次に,2718観測点と3143観測点を対象に,EGFを用いて全周期帯の再現を試みた。要素地震は2718観測点の近傍で発生している2023年2月6日 01:58:23 UTCの地震(Mw5.3)である。なお,EGFにでは,seg3-4~seg3-8の地震発生層内のみを考慮して波形合成を行っている。
 EGFに基づく波形合成結果と強震記録の比較をFig.3に示す。対象周期は0.1秒~4秒とした。2718観測点の再現性は比較的高いが,3143観測点ではやや過小評価である。

4.破壊伝播速度の影響
 2718観測点~3143観測点の一部でスーパーシア破壊を設定した影響について,破壊伝播速度を一律とした震源断層モデルに基づくEGFによる波形合成結果をFig.3に併せて示す。
 強震動レシピに基づき破壊伝播速度を一律でVr=2.45km/s(Vr=0.72Vs)とした場合,いずれの観測点でもスーパーシア破壊を設定していた区間からの地震動が小さくなっており,2718観測点では2つめの速度パルスが生じない。
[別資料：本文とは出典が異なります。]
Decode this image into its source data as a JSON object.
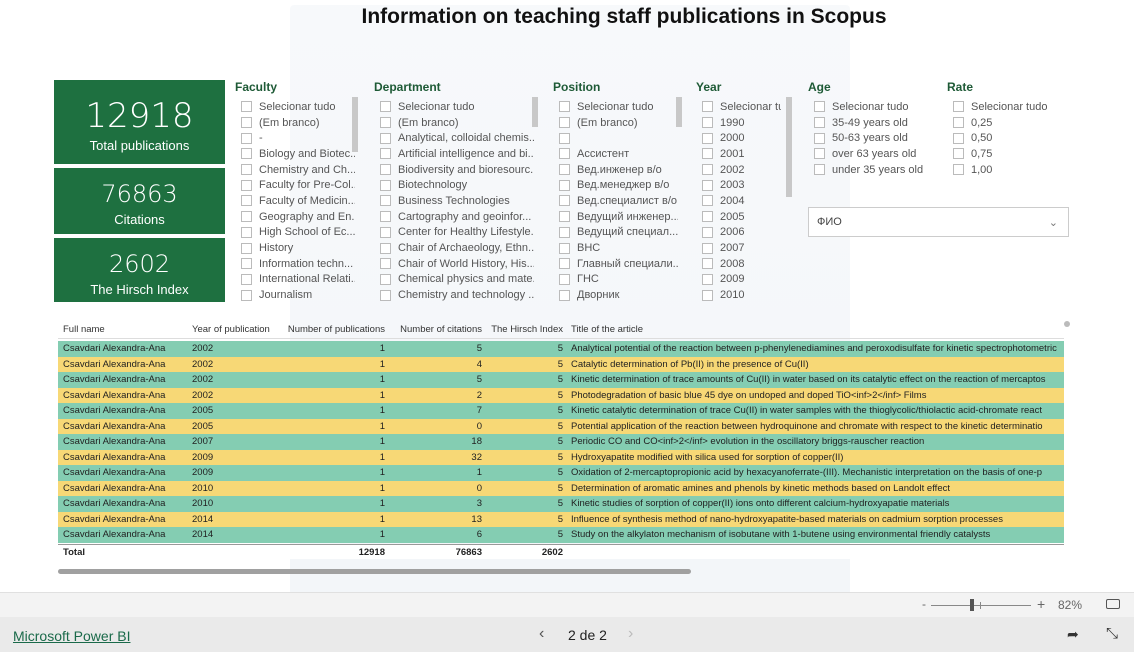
{
  "title": "Information on teaching staff publications in Scopus",
  "colors": {
    "card": "#1e7040",
    "row_teal": "#84cdb2",
    "row_yellow": "#f7d876"
  },
  "cards": [
    {
      "value": "12918",
      "label": "Total publications"
    },
    {
      "value": "76863",
      "label": "Citations"
    },
    {
      "value": "2602",
      "label": "The Hirsch Index"
    }
  ],
  "slicers": [
    {
      "title": "Faculty",
      "items": [
        "Selecionar tudo",
        "(Em branco)",
        "-",
        "Biology and Biotec...",
        "Chemistry and Ch...",
        "Faculty for Pre-Col...",
        "Faculty of Medicin...",
        "Geography and En...",
        "High School of Ec...",
        "History",
        "Information techn...",
        "International Relati...",
        "Journalism"
      ]
    },
    {
      "title": "Department",
      "items": [
        "Selecionar tudo",
        "(Em branco)",
        "Analytical, colloidal chemis...",
        "Artificial intelligence and bi...",
        "Biodiversity and bioresourc...",
        "Biotechnology",
        "Business Technologies",
        "Cartography and geoinfor...",
        "Center for Healthy Lifestyle...",
        "Chair of Archaeology, Ethn...",
        "Chair of World History, His...",
        "Chemical physics and mate...",
        "Chemistry and technology ..."
      ]
    },
    {
      "title": "Position",
      "items": [
        "Selecionar tudo",
        "(Em branco)",
        "",
        "Ассистент",
        "Вед.инженер в/о",
        "Вед.менеджер в/о",
        "Вед.специалист в/о",
        "Ведущий инженер...",
        "Ведущий специал...",
        "ВНС",
        "Главный специали...",
        "ГНС",
        "Дворник"
      ]
    },
    {
      "title": "Year",
      "items": [
        "Selecionar tu...",
        "1990",
        "2000",
        "2001",
        "2002",
        "2003",
        "2004",
        "2005",
        "2006",
        "2007",
        "2008",
        "2009",
        "2010"
      ]
    },
    {
      "title": "Age",
      "items": [
        "Selecionar tudo",
        "35-49 years old",
        "50-63 years old",
        "over 63 years old",
        "under 35 years old"
      ]
    },
    {
      "title": "Rate",
      "items": [
        "Selecionar tudo",
        "0,25",
        "0,50",
        "0,75",
        "1,00"
      ]
    }
  ],
  "fio_dropdown": {
    "placeholder": "ФИО"
  },
  "table": {
    "columns": [
      "Full name",
      "Year of publication",
      "Number of publications",
      "Number of citations",
      "The Hirsch Index",
      "Title of the article"
    ],
    "rows": [
      [
        "Csavdari Alexandra-Ana",
        "2002",
        "1",
        "5",
        "5",
        "Analytical potential of the reaction between p-phenylenediamines and peroxodisulfate for kinetic spectrophotometric"
      ],
      [
        "Csavdari Alexandra-Ana",
        "2002",
        "1",
        "4",
        "5",
        "Catalytic determination of Pb(II) in the presence of Cu(II)"
      ],
      [
        "Csavdari Alexandra-Ana",
        "2002",
        "1",
        "5",
        "5",
        "Kinetic determination of trace amounts of Cu(II) in water based on its catalytic effect on the reaction of mercaptos"
      ],
      [
        "Csavdari Alexandra-Ana",
        "2002",
        "1",
        "2",
        "5",
        "Photodegradation of basic blue 45 dye on undoped and doped TiO<inf>2</inf> Films"
      ],
      [
        "Csavdari Alexandra-Ana",
        "2005",
        "1",
        "7",
        "5",
        "Kinetic catalytic determination of trace Cu(II) in water samples with the thioglycolic/thiolactic acid-chromate react"
      ],
      [
        "Csavdari Alexandra-Ana",
        "2005",
        "1",
        "0",
        "5",
        "Potential application of the reaction between hydroquinone and chromate with respect to the kinetic determinatio"
      ],
      [
        "Csavdari Alexandra-Ana",
        "2007",
        "1",
        "18",
        "5",
        "Periodic CO and CO<inf>2</inf> evolution in the oscillatory briggs-rauscher reaction"
      ],
      [
        "Csavdari Alexandra-Ana",
        "2009",
        "1",
        "32",
        "5",
        "Hydroxyapatite modified with silica used for sorption of copper(II)"
      ],
      [
        "Csavdari Alexandra-Ana",
        "2009",
        "1",
        "1",
        "5",
        "Oxidation of 2-mercaptopropionic acid by hexacyanoferrate-(III). Mechanistic interpretation on the basis of one-p"
      ],
      [
        "Csavdari Alexandra-Ana",
        "2010",
        "1",
        "0",
        "5",
        "Determination of aromatic amines and phenols by kinetic methods based on Landolt effect"
      ],
      [
        "Csavdari Alexandra-Ana",
        "2010",
        "1",
        "3",
        "5",
        "Kinetic studies of sorption of copper(II) ions onto different calcium-hydroxyapatie materials"
      ],
      [
        "Csavdari Alexandra-Ana",
        "2014",
        "1",
        "13",
        "5",
        "Influence of synthesis method of nano-hydroxyapatite-based materials on cadmium sorption processes"
      ],
      [
        "Csavdari Alexandra-Ana",
        "2014",
        "1",
        "6",
        "5",
        "Study on the alkylaton mechanism of isobutane with 1-butene using environmental friendly catalysts"
      ]
    ],
    "total": {
      "label": "Total",
      "publications": "12918",
      "citations": "76863",
      "hirsch": "2602"
    }
  },
  "zoom": {
    "minus": "-",
    "plus": "+",
    "level": "82%",
    "value_percent": 82
  },
  "footer": {
    "link": "Microsoft Power BI",
    "page": "2 de 2"
  }
}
一方,強震動レシピよりもやや速い破壊伝播速度Vr=3.06km/s(Vr=0.9Vs)を設定すると,3143観測点のように,スーパーシア破壊がフォワード側(今回の場合は北側)で生じているような場合には,強震記録に近い速度振幅を得ることができる。一方,2718観測点のように、スーパーシア破壊がフォワード側で生じていない場合には過大評価となる。
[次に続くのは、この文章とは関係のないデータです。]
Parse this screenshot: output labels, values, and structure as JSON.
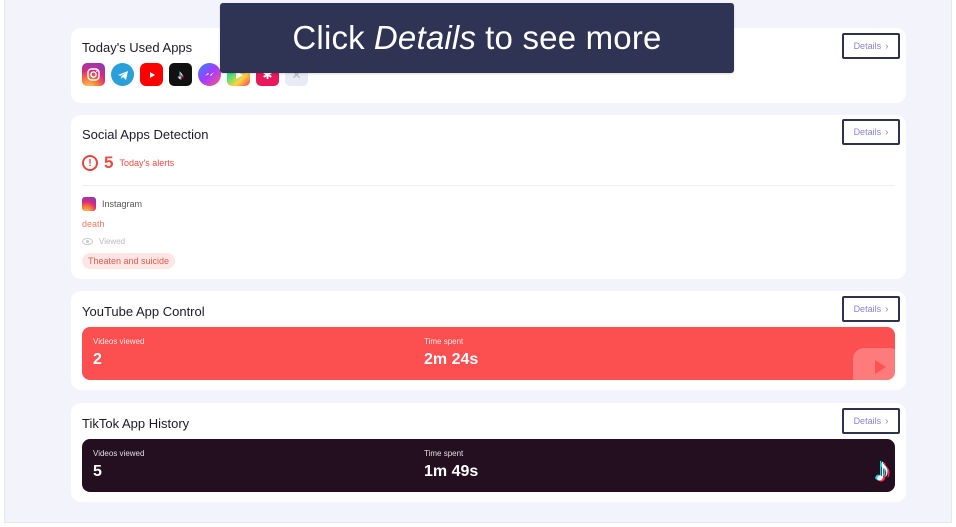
{
  "callout": {
    "prefix": "Click",
    "emphasis": "Details",
    "suffix": "to see more"
  },
  "used_apps": {
    "title": "Today's Used Apps",
    "details_label": "Details",
    "icons": [
      "instagram-icon",
      "telegram-icon",
      "youtube-icon",
      "tiktok-icon",
      "messenger-icon",
      "play-store-icon",
      "yelp-icon",
      "other-apps-icon"
    ]
  },
  "social_detection": {
    "title": "Social Apps Detection",
    "details_label": "Details",
    "alert_count": "5",
    "alert_text": "Today's alerts",
    "item": {
      "app": "Instagram",
      "keyword": "death",
      "status": "Viewed",
      "tag": "Theaten and suicide"
    }
  },
  "youtube_control": {
    "title": "YouTube App Control",
    "details_label": "Details",
    "videos_label": "Videos viewed",
    "videos_value": "2",
    "time_label": "Time spent",
    "time_value": "2m 24s"
  },
  "tiktok_history": {
    "title": "TikTok App History",
    "details_label": "Details",
    "videos_label": "Videos viewed",
    "videos_value": "5",
    "time_label": "Time spent",
    "time_value": "1m 49s"
  },
  "colors": {
    "callout_bg": "#2f3354",
    "accent_red": "#fc4f4f",
    "tiktok_dark": "#230f1f",
    "details_text": "#8a82d8"
  }
}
 地震動予測における破壊伝播速度の不確実性については,震源のメカニズムや活断層の形状を踏まえた上で設定する必要があると考えられるが,スーパーシア破壊の事例は少ないことから引き続き検討が必要と考えている。

謝 辞
AFADおよびESMにより公開されている地震観測記録を使用させて頂きました。一部の図の作成にあたっては,GMTを使用しました。ここに,記してお礼を申し上げます。